My typical workflow is to download large datasets (netcdf) and then subset them by a single lat/lon (gridpoint). However, I frequently just need a single gridpoint of a particular variable(s), like air temperature/precipitation, and would like to be able to efficiently subset large datasets, such as CMIP6, prior to downloading so that the download is small. So far I have tried esgf-pyclient, however, to extract a variable for a single gridpoint (for the years 1850 - 2100, ~91,675 days/rows of data) can take upwards of an hour. This slow speed defeats the purpose of subsetting prior to downloading. Internet is not an issue as my download speeds (ethernet) are > 1Gbps. If anyone has any suggestions or alternative workflows it would be appreciated!

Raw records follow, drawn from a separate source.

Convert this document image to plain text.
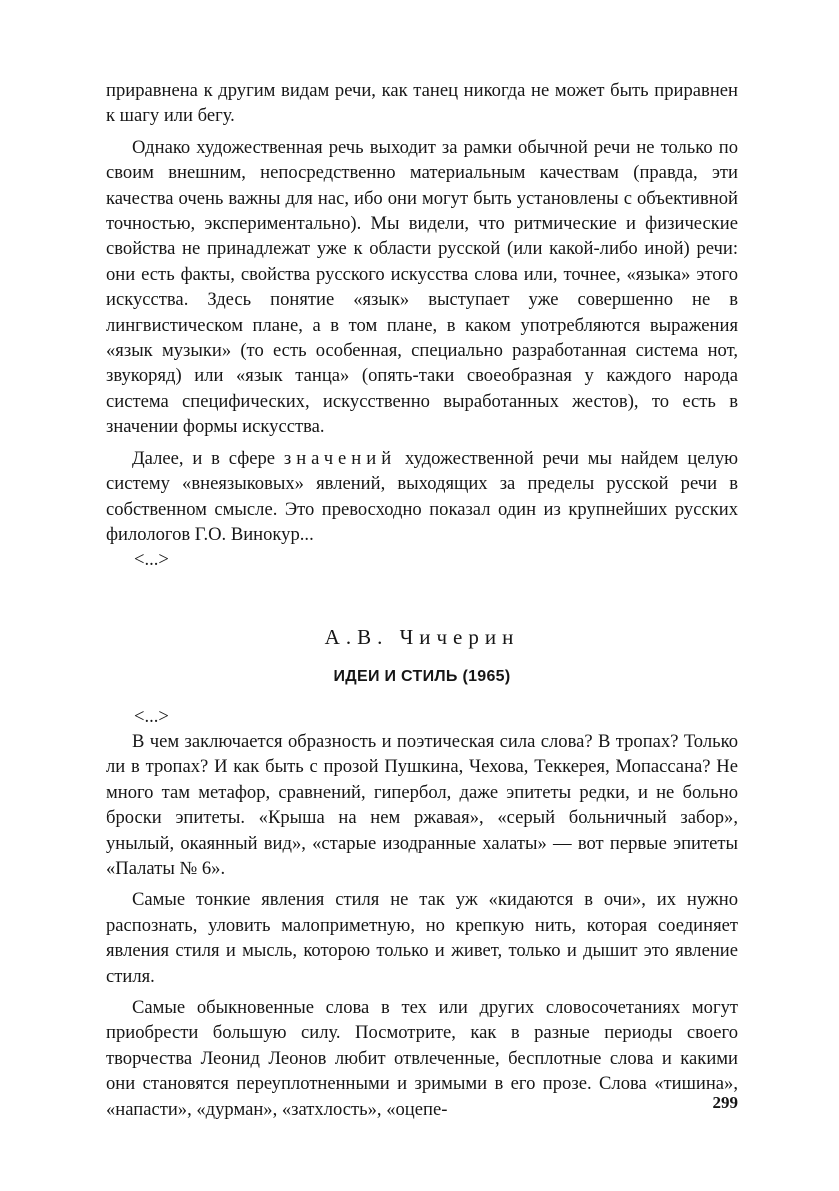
приравнена к другим видам речи, как танец никогда не может быть приравнен к шагу или бегу.

Однако художественная речь выходит за рамки обычной речи не только по своим внешним, непосредственно материальным качествам (правда, эти качества очень важны для нас, ибо они могут быть установлены с объективной точностью, экспериментально). Мы видели, что ритмические и физические свойства не принадлежат уже к области русской (или какой-либо иной) речи: они есть факты, свойства русского искусства слова или, точнее, «языка» этого искусства. Здесь понятие «язык» выступает уже совершенно не в лингвистическом плане, а в том плане, в каком употребляются выражения «язык музыки» (то есть особенная, специально разработанная система нот, звукоряд) или «язык танца» (опять-таки своеобразная у каждого народа система специфических, искусственно выработанных жестов), то есть в значении формы искусства.

Далее, и в сфере значений художественной речи мы найдем целую систему «внеязыковых» явлений, выходящих за пределы русской речи в собственном смысле. Это превосходно показал один из крупнейших русских филологов Г.О. Винокур...

<...>

А.В. Чичерин

ИДЕИ И СТИЛЬ (1965)

<...>

В чем заключается образность и поэтическая сила слова? В тропах? Только ли в тропах? И как быть с прозой Пушкина, Чехова, Теккерея, Мопассана? Не много там метафор, сравнений, гипербол, даже эпитеты редки, и не больно броски эпитеты. «Крыша на нем ржавая», «серый больничный забор», унылый, окаянный вид», «старые изодранные халаты» — вот первые эпитеты «Палаты № 6».

Самые тонкие явления стиля не так уж «кидаются в очи», их нужно распознать, уловить малоприметную, но крепкую нить, которая соединяет явления стиля и мысль, которою только и живет, только и дышит это явление стиля.

Самые обыкновенные слова в тех или других словосочетаниях могут приобрести большую силу. Посмотрите, как в разные периоды своего творчества Леонид Леонов любит отвлеченные, бесплотные слова и какими они становятся переуплотненными и зримыми в его прозе. Слова «тишина», «напасти», «дурман», «затхлость», «оцепе-	299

Code I am using for esgf-pyclient:
from pyesgf.search import SearchConnection
import xarray as xr
import numpy as np
conn = SearchConnection('https://esgf-data.dkrz.de/esg-search', distrib=True)
ctx = conn.new_context(
product = 'input',
project = 'ISIMIP3b',
# model = 'GFDL-ESM4',
experiment='historical',
variable='tasAdjust', #, tasminAdjust, tasmaxAdjust, prAdjust'
time_frequency='day',
data_node='esg.pik-potsdam.de'
)
ctx.hit_count
result = ctx.search()[0]
result.dataset_id
files = result.file_context().search()
ds = xr.open_dataset(files[0].opendap_url).sel(lat=32.298583, lon=-97.78538710, method="nearest")
The desired output would be a 91,675 row, single column/vector of data for the desired gridpoint (lat/lon).